私と顔の描かれていない小さな小さな人形、Willow Treeとの出会いは、ある見本市でした。
とても大きな会場で催された見本市の、一番隅のブースで、顔の描かれていない小さな人形は、静かにたたずんでいました。
顔の描かれていない小さな人形・・・ですが、おそらく顔の描かれていない人形を見た人全員が、その小さな人形の顔、あるいはその姿に、自分の人生の様々な思い出が溢れたのでは・・・と思います。
私は一人、じっとその顔の描かれていない小さな人形に心を奪われ、長い事魅入っていました。
そして、顔の描かれていない小さな人形を見て私が思い出した、小さな人形に見たのは、一年前に永遠の別れとなった大好きだった祖母の事でした。
インテリア彫像・天使像 Willow Tree(ウィローツリー)
会場の隅に並んだ小さな顔の描かれていない小さな人形・・・それは、Willow Treeという名の人形でした。
上の写真は、某見本市で展示されていたウィローツリー(Willow Tree)の一部なのですが、多分、私の説明は何もいらないかと思います。
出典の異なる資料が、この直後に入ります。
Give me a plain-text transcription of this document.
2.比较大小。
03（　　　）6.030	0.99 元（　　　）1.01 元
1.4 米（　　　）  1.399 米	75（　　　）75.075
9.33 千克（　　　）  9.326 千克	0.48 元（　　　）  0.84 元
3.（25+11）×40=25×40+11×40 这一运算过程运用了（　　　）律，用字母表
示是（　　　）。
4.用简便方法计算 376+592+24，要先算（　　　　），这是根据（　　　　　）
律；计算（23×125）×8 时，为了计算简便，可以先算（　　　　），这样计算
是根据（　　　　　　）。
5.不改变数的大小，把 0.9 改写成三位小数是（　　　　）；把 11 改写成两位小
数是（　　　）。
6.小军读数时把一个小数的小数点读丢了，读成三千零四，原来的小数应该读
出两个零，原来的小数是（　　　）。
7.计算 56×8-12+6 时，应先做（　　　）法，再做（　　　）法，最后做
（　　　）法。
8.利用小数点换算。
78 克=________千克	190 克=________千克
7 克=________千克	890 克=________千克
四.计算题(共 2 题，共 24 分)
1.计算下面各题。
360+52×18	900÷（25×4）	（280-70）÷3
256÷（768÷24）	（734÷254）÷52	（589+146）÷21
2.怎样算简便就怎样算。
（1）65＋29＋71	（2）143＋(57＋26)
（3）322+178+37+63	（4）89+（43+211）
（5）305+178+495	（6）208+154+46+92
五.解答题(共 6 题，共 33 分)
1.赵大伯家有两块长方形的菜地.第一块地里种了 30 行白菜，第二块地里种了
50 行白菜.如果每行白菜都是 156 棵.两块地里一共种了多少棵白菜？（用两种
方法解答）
ウィローツリー(Willow Tree)は、顔の描かれていない小さな人形なのですが、その姿、そして、描かれていないはずの表情は、見る人により笑顔に見えたり、愛情たっぷりに見えたり、祈りの表情に見えたり、あるいは癒しを与えてくれたり、人を好きになった時の気持ちを思い出させてくれたり、あるいはペットとの友情を思い出させてくれたりと様々、とても表情豊かです。
そして、私が初めて手にしたウィローツリー(Willow Tree)は、花を持ったこちらの作品で、その姿に、昨年永眠した祖母の姿を重ねていました。
ウィローツリー(Willow Tree)に重なった大好きだった祖母の事
最後の別れとなった棺の中の祖母は、とても静かで安らかな寝顔にも見えましたが、同時に孫の私、あるいは自分の子供たち(私の親)を心配しているかの様にも見えました。
また、祖母が永眠した事を、生前お世話になった方に電話で伝えた際、電話した相手全員に、私が嗚咽しながら伝えた事を「男なんだから泣くな!」と叱っているかの様にも見えました。
そして・・・「別れは必ずやってくる、天国からずっとずっと見守ってるから、泣かないで!」と励ましているかの様にも見えました。
永眠しても尚、私の心の中で生き続けている祖母・・・。
祖母には私を含め、孫が4人(因みに全員男)いたのですが、葬儀の際、雑談で「おばあちゃん、オレ達4人の孫の中で、誰の事を一番可愛がってたと思う?」と、戯れを話した時、4人が4人共、「自分!」と答えました。
私たち4人の孫は、全員が「自分こそがおばあちゃんに一番かわいがってもらっていた!」と思う程に、祖母は全員に同じ様に、深い深い本当に深い愛を注いでくれていました。
花を持って静かにたたずむ顔の描かれていない小さな人形は、祖母の深い愛情を思い起こさせてくれる、心の琴線に触れる作品でした。
祖父の病室の窓際へ
初めて手にした顔の描かれていない小さな人形、私はそれを祖父にプレゼントしました。
祖母の2歳年上で、祖母に口癖のように「オレが逝って、二年してから来いよ!」と言っていた祖父。
祖母が亡くなった時、家族の前で涙を見せなかったものの、その日の夜、施設のベットで一晩中嗚咽していた祖父。(後日、施設の方から聞きました。)
その祖父の施設の部屋の窓際に、私は顔の描かれていない小さな人形を置いてきました。
祖母に先立たれ、この一年でめっきりと気が弱くなった様に感じていた祖父。
帰省し、祖父の入っている施設を訪ねても、「いつ帰って来たの?」、「元気にしてた?」、「いつまでいんの?」、「身体に気を付けて、頑張って」と、決まった言葉しか発しなくなっていた祖父。
祖父の視界に入る様、窓際に顔の描かれていない小さな人形を置くと、祖父はしばらくそれを眺め、そして一言「ありがとう・・・」と呟きました。
ほぼ寝たきりになってしまった祖父にとって、窓際に置いた顔の描かれていない小さな人形を見るというのは、恐らく全身の力を振り絞って顔を向けねばならない事かと思いますが、それでも毎日、顔の描かれていない小さな人形に魅入っているそうです。
祖父が顔の描かれていない小さな人形に誰を重ねているか・・・祖母か、或いは娘(私の母)か・・・おそらく両方で、見る時によって違うのでは・・・と思います。
90歳を過ぎ、家を出て施設に入らねばならなくなり、家族と離れて暮らしている祖父は、顔の描かれていない小さな人形を見て、家族の支えを実感してくれるていると思っています。
私とウィローツリー(Willow Tree)との出会い、初めてのウィローツリー(Willow Tree)を綴らせてもらいました。